As I have already mentioned before, I wholly support the Great Commandments. I quoted from the Old Testament last time; I’ll quote from Matthew today, Chapter 22, 36-40: “Teacher, which is the greatest commandment in the Law?” Jesus replied: “‘Love the Lord your God with all your heart and with all your soul and with all your mind.’ This is the first and greatest commandment. And the second is like it: ‘Love your neighbor as yourself.’ All the Law and the Prophets hang on these two commandments.” Anyone who claims that the Church as established by Christ Jesus does not demand repentance may not have given dedicated thought to the first and greatest commandment. Let’s look back at my opening allegory, we can see the boundless love of the Lord in the expression of the father to the daughter, a love which is not contradicted by his desire for her to repent and learn to live in Christ. But when we look from the other side of the relationship, if the daughter had loved her father with ‘all her heart and with all her soul and with all her mind’ surely she would have felt not only a recognition of the call to repent, but a deep desire and need to do so, to show her love of her father by striving to respect his love, to know him better, and to see as he sees, even if she had faltered up until then.

This duality of love and a call to become better is no less true of any of us.
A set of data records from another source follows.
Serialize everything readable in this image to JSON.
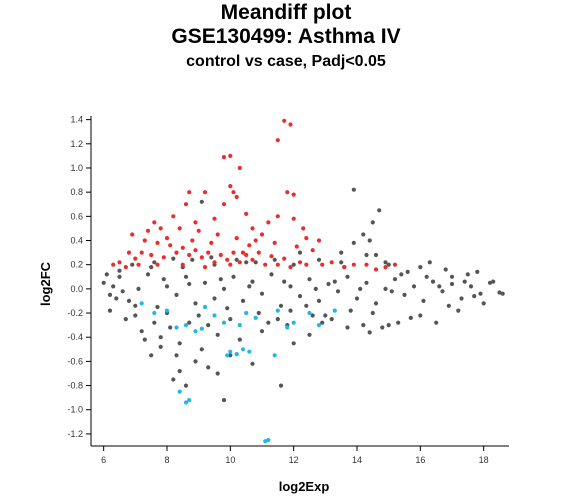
{
  "chart_data": {
    "type": "scatter",
    "title_lines": [
      "Meandiff plot",
      "GSE130499: Asthma IV"
    ],
    "subtitle": "control vs case, Padj<0.05",
    "xlabel": "log2Exp",
    "ylabel": "log2FC",
    "xlim": [
      5.6,
      18.8
    ],
    "ylim": [
      -1.3,
      1.43
    ],
    "x_ticks": [
      6,
      8,
      10,
      12,
      14,
      16,
      18
    ],
    "y_ticks": [
      -1.2,
      -1.0,
      -0.8,
      -0.6,
      -0.4,
      -0.2,
      0.0,
      0.2,
      0.4,
      0.6,
      0.8,
      1.0,
      1.2,
      1.4
    ],
    "grid": false,
    "legend": "none",
    "colors": {
      "not_significant": "#555555",
      "up": "#ee2c2c",
      "down": "#1fb8e8"
    },
    "series": [
      {
        "category": "not_significant",
        "points": [
          [
            6.0,
            0.05
          ],
          [
            6.2,
            -0.05
          ],
          [
            6.5,
            0.1
          ],
          [
            6.8,
            -0.1
          ],
          [
            7.1,
            0.0
          ],
          [
            7.4,
            0.12
          ],
          [
            7.7,
            -0.15
          ],
          [
            8.0,
            0.02
          ],
          [
            8.3,
            -0.05
          ],
          [
            8.6,
            0.1
          ],
          [
            8.9,
            -0.12
          ],
          [
            9.2,
            0.05
          ],
          [
            9.5,
            -0.08
          ],
          [
            9.8,
            0.0
          ],
          [
            10.1,
            0.1
          ],
          [
            10.4,
            -0.1
          ],
          [
            10.7,
            0.06
          ],
          [
            11.0,
            -0.04
          ],
          [
            11.3,
            0.12
          ],
          [
            11.6,
            -0.14
          ],
          [
            11.9,
            0.02
          ],
          [
            12.2,
            -0.06
          ],
          [
            12.5,
            0.08
          ],
          [
            12.8,
            -0.1
          ],
          [
            13.1,
            0.04
          ],
          [
            13.4,
            -0.02
          ],
          [
            13.7,
            0.1
          ],
          [
            14.0,
            -0.08
          ],
          [
            14.3,
            0.05
          ],
          [
            14.6,
            -0.12
          ],
          [
            14.9,
            0.0
          ],
          [
            15.2,
            0.08
          ],
          [
            15.5,
            -0.05
          ],
          [
            15.8,
            0.02
          ],
          [
            16.1,
            -0.1
          ],
          [
            16.4,
            0.06
          ],
          [
            16.7,
            -0.02
          ],
          [
            17.0,
            0.04
          ],
          [
            17.3,
            -0.08
          ],
          [
            17.6,
            0.02
          ],
          [
            17.9,
            -0.04
          ],
          [
            18.2,
            0.05
          ],
          [
            18.5,
            -0.03
          ],
          [
            16.0,
            0.18
          ],
          [
            16.8,
            0.16
          ],
          [
            17.2,
            -0.18
          ],
          [
            15.0,
            0.2
          ],
          [
            14.5,
            -0.2
          ],
          [
            13.5,
            0.22
          ],
          [
            13.0,
            -0.22
          ],
          [
            12.0,
            0.2
          ],
          [
            11.5,
            -0.25
          ],
          [
            10.5,
            0.22
          ],
          [
            10.0,
            -0.25
          ],
          [
            9.5,
            0.2
          ],
          [
            9.0,
            -0.22
          ],
          [
            8.5,
            0.18
          ],
          [
            8.0,
            -0.2
          ],
          [
            7.5,
            0.18
          ],
          [
            7.0,
            -0.22
          ],
          [
            6.5,
            0.15
          ],
          [
            6.2,
            -0.18
          ],
          [
            7.2,
            -0.35
          ],
          [
            7.8,
            -0.4
          ],
          [
            8.4,
            -0.45
          ],
          [
            9.1,
            -0.5
          ],
          [
            9.6,
            -0.38
          ],
          [
            10.3,
            -0.42
          ],
          [
            11.0,
            -0.35
          ],
          [
            11.8,
            -0.3
          ],
          [
            12.5,
            -0.38
          ],
          [
            13.2,
            -0.25
          ],
          [
            14.2,
            -0.3
          ],
          [
            14.8,
            -0.32
          ],
          [
            15.3,
            -0.28
          ],
          [
            16.0,
            -0.22
          ],
          [
            16.5,
            -0.28
          ],
          [
            8.9,
            -0.6
          ],
          [
            9.3,
            -0.65
          ],
          [
            10.0,
            -0.55
          ],
          [
            8.4,
            -0.68
          ],
          [
            7.5,
            -0.55
          ],
          [
            9.8,
            -0.92
          ],
          [
            8.6,
            -0.8
          ],
          [
            12.2,
            0.3
          ],
          [
            13.5,
            0.3
          ],
          [
            13.9,
            0.38
          ],
          [
            14.2,
            0.45
          ],
          [
            14.4,
            0.4
          ],
          [
            14.7,
            0.65
          ],
          [
            13.9,
            0.82
          ],
          [
            14.5,
            0.55
          ],
          [
            14.6,
            0.28
          ],
          [
            14.3,
            0.28
          ],
          [
            9.1,
            0.72
          ],
          [
            11.6,
            -0.8
          ],
          [
            7.3,
            -0.42
          ],
          [
            11.2,
            -0.28
          ],
          [
            12.6,
            -0.22
          ],
          [
            13.8,
            -0.18
          ],
          [
            15.7,
            -0.24
          ],
          [
            16.3,
            0.22
          ],
          [
            17.5,
            0.12
          ],
          [
            18.0,
            -0.12
          ],
          [
            18.3,
            0.06
          ],
          [
            18.6,
            -0.04
          ],
          [
            17.8,
            0.14
          ],
          [
            16.9,
            -0.14
          ],
          [
            15.6,
            0.14
          ],
          [
            6.7,
            -0.25
          ],
          [
            6.9,
            0.2
          ],
          [
            7.6,
            0.22
          ],
          [
            8.2,
            0.25
          ],
          [
            8.8,
            0.24
          ],
          [
            9.4,
            0.26
          ],
          [
            10.2,
            0.24
          ],
          [
            10.8,
            0.22
          ],
          [
            11.4,
            0.24
          ],
          [
            12.8,
            0.24
          ],
          [
            13.6,
            0.18
          ],
          [
            14.9,
            0.22
          ],
          [
            15.4,
            0.12
          ],
          [
            16.2,
            0.1
          ],
          [
            17.0,
            0.1
          ],
          [
            17.4,
            0.06
          ],
          [
            12.4,
            -0.14
          ],
          [
            11.9,
            -0.18
          ],
          [
            10.9,
            -0.2
          ],
          [
            9.9,
            -0.16
          ],
          [
            9.3,
            -0.3
          ],
          [
            8.7,
            -0.28
          ],
          [
            8.1,
            -0.32
          ],
          [
            7.6,
            -0.28
          ],
          [
            7.0,
            -0.14
          ],
          [
            6.4,
            -0.08
          ],
          [
            6.1,
            0.12
          ],
          [
            6.3,
            0.02
          ],
          [
            6.6,
            -0.02
          ],
          [
            7.9,
            0.08
          ],
          [
            8.7,
            0.04
          ],
          [
            9.7,
            0.08
          ],
          [
            10.6,
            0.02
          ],
          [
            11.7,
            0.06
          ],
          [
            12.7,
            0.0
          ],
          [
            13.3,
            0.06
          ],
          [
            14.1,
            0.0
          ],
          [
            15.1,
            -0.02
          ],
          [
            16.6,
            0.02
          ],
          [
            17.7,
            -0.06
          ],
          [
            12.9,
            -0.28
          ],
          [
            13.7,
            -0.32
          ],
          [
            14.4,
            -0.36
          ],
          [
            15.0,
            -0.3
          ],
          [
            10.7,
            -0.62
          ],
          [
            12.0,
            -0.45
          ],
          [
            7.8,
            -0.48
          ],
          [
            8.3,
            -0.55
          ],
          [
            9.6,
            -0.7
          ],
          [
            8.2,
            -0.75
          ]
        ]
      },
      {
        "category": "up",
        "points": [
          [
            11.7,
            1.39
          ],
          [
            11.9,
            1.36
          ],
          [
            11.5,
            1.23
          ],
          [
            10.0,
            1.1
          ],
          [
            9.8,
            1.09
          ],
          [
            10.3,
            1.0
          ],
          [
            10.0,
            0.85
          ],
          [
            10.1,
            0.8
          ],
          [
            10.2,
            0.76
          ],
          [
            8.7,
            0.8
          ],
          [
            9.2,
            0.8
          ],
          [
            11.8,
            0.8
          ],
          [
            12.0,
            0.78
          ],
          [
            9.8,
            0.7
          ],
          [
            10.5,
            0.62
          ],
          [
            11.5,
            0.6
          ],
          [
            12.0,
            0.58
          ],
          [
            12.3,
            0.5
          ],
          [
            8.2,
            0.6
          ],
          [
            8.6,
            0.7
          ],
          [
            7.6,
            0.55
          ],
          [
            7.8,
            0.5
          ],
          [
            8.4,
            0.5
          ],
          [
            9.0,
            0.48
          ],
          [
            9.6,
            0.45
          ],
          [
            10.2,
            0.42
          ],
          [
            10.8,
            0.4
          ],
          [
            11.4,
            0.38
          ],
          [
            12.1,
            0.35
          ],
          [
            12.6,
            0.32
          ],
          [
            6.9,
            0.45
          ],
          [
            7.3,
            0.4
          ],
          [
            7.7,
            0.38
          ],
          [
            8.1,
            0.36
          ],
          [
            8.5,
            0.34
          ],
          [
            8.9,
            0.32
          ],
          [
            9.3,
            0.3
          ],
          [
            9.7,
            0.28
          ],
          [
            10.1,
            0.3
          ],
          [
            10.5,
            0.28
          ],
          [
            10.9,
            0.3
          ],
          [
            11.3,
            0.27
          ],
          [
            11.7,
            0.25
          ],
          [
            12.2,
            0.22
          ],
          [
            12.9,
            0.2
          ],
          [
            13.6,
            0.18
          ],
          [
            14.3,
            0.2
          ],
          [
            14.9,
            0.18
          ],
          [
            15.2,
            0.2
          ],
          [
            6.5,
            0.22
          ],
          [
            6.7,
            0.18
          ],
          [
            7.0,
            0.25
          ],
          [
            7.2,
            0.3
          ],
          [
            7.5,
            0.28
          ],
          [
            7.9,
            0.26
          ],
          [
            8.3,
            0.3
          ],
          [
            8.7,
            0.28
          ],
          [
            9.1,
            0.26
          ],
          [
            9.5,
            0.22
          ],
          [
            9.9,
            0.24
          ],
          [
            10.3,
            0.22
          ],
          [
            10.7,
            0.24
          ],
          [
            11.1,
            0.2
          ],
          [
            11.5,
            0.2
          ],
          [
            11.9,
            0.18
          ],
          [
            12.4,
            0.2
          ],
          [
            13.2,
            0.22
          ],
          [
            13.9,
            0.2
          ],
          [
            14.6,
            0.16
          ],
          [
            7.4,
            0.48
          ],
          [
            8.0,
            0.42
          ],
          [
            8.8,
            0.4
          ],
          [
            9.4,
            0.38
          ],
          [
            10.6,
            0.36
          ],
          [
            11.0,
            0.45
          ],
          [
            12.8,
            0.4
          ],
          [
            7.1,
            0.2
          ],
          [
            7.7,
            0.2
          ],
          [
            8.5,
            0.2
          ],
          [
            9.2,
            0.18
          ],
          [
            10.0,
            0.2
          ],
          [
            10.4,
            0.3
          ],
          [
            6.8,
            0.3
          ],
          [
            6.3,
            0.2
          ],
          [
            8.9,
            0.55
          ],
          [
            9.5,
            0.58
          ],
          [
            10.7,
            0.5
          ],
          [
            11.2,
            0.55
          ],
          [
            12.4,
            0.42
          ]
        ]
      },
      {
        "category": "down",
        "points": [
          [
            11.2,
            -1.25
          ],
          [
            11.1,
            -1.26
          ],
          [
            8.7,
            -0.92
          ],
          [
            8.6,
            -0.94
          ],
          [
            8.4,
            -0.85
          ],
          [
            10.0,
            -0.52
          ],
          [
            10.2,
            -0.54
          ],
          [
            10.4,
            -0.5
          ],
          [
            9.9,
            -0.55
          ],
          [
            10.6,
            -0.52
          ],
          [
            11.4,
            -0.55
          ],
          [
            8.3,
            -0.32
          ],
          [
            8.6,
            -0.3
          ],
          [
            9.1,
            -0.33
          ],
          [
            9.8,
            -0.28
          ],
          [
            10.3,
            -0.3
          ],
          [
            11.8,
            -0.32
          ],
          [
            12.0,
            -0.28
          ],
          [
            7.6,
            -0.2
          ],
          [
            8.0,
            -0.18
          ],
          [
            9.5,
            -0.22
          ],
          [
            10.5,
            -0.2
          ],
          [
            11.5,
            -0.18
          ],
          [
            12.5,
            -0.2
          ],
          [
            7.2,
            -0.12
          ],
          [
            9.2,
            -0.15
          ],
          [
            10.8,
            -0.24
          ],
          [
            12.8,
            -0.3
          ],
          [
            13.3,
            -0.18
          ],
          [
            8.9,
            -0.35
          ]
        ]
      }
    ]
  }
}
When we sin, we are called to repent, but called in love. When we confront our relationship to the Lord with eyes and hearts open and truly seek to love him with all we are, we cannot escape the clear desire to become better and to try and live up to the love he has for us, even if we know we will always fall short of the mark. We may know that when next we come before him, we will need his forgiveness again, and we will fall short of what we should do, but we will try, and we will repent of those acts and thoughts which we know to cause him sorrow.

Let us not forget the second great commandment. It is not the focus of this essay, but it cannot be simply tossed aside or the thought would be too incomplete. For when we love our neighbors as ourselves, we love them as beings in development, as souls striving to become closer to a God which loves them. This informs us that while judgment is not given to us, that we should approach our fellow man as fellow beings in need of compassion, forgiveness, and encouragement to strive on, and to seek God’s grace and love to help him in overcoming his own sins, and in learning to know God’s love more fully. In order to love another as ourselves, we must desire that they come to love God, and know God’s love, as we do.

To me, a call for repentance which seeks to establish itself as distinct from the love of God and the love he calls upon us to exercise is a flawed faith. It is a faith which will be ever tempted by the call to judgment, a faith which will turn away from the sinner in need, and the suffering who do not know God. While a claim for love without repentance is not a doctrine of salvation and atonement, but is merely a spiritual salve which allows the participants to sooth the pangs of their soul without confronting the state of their relationship with God. It is a faith which risks losing sight of the importance of improvement, of growing so pleased at spreading joy that it forgets to spread the word of the Lord and the knowledge of how to improve your understanding of God’s Love. Faith in the Lord is not a matter of Repentance or Love, it is a Vital matter of both in harmony and without conflict. Neither is of the Lord without the other. So Repent Ye Wicked Sinners, and may God’s Love Be With You.

1 comment:

  1. I'm enjoying reading your blog, but I think you may be overly generous in your analysis here. We read many accounts in the Bible of those who fell down in fear of the LORD, or who were cast down by his wrath. Fear of the LORD can be just as powerful as love, and as such I think that the call to repent is the more vital call.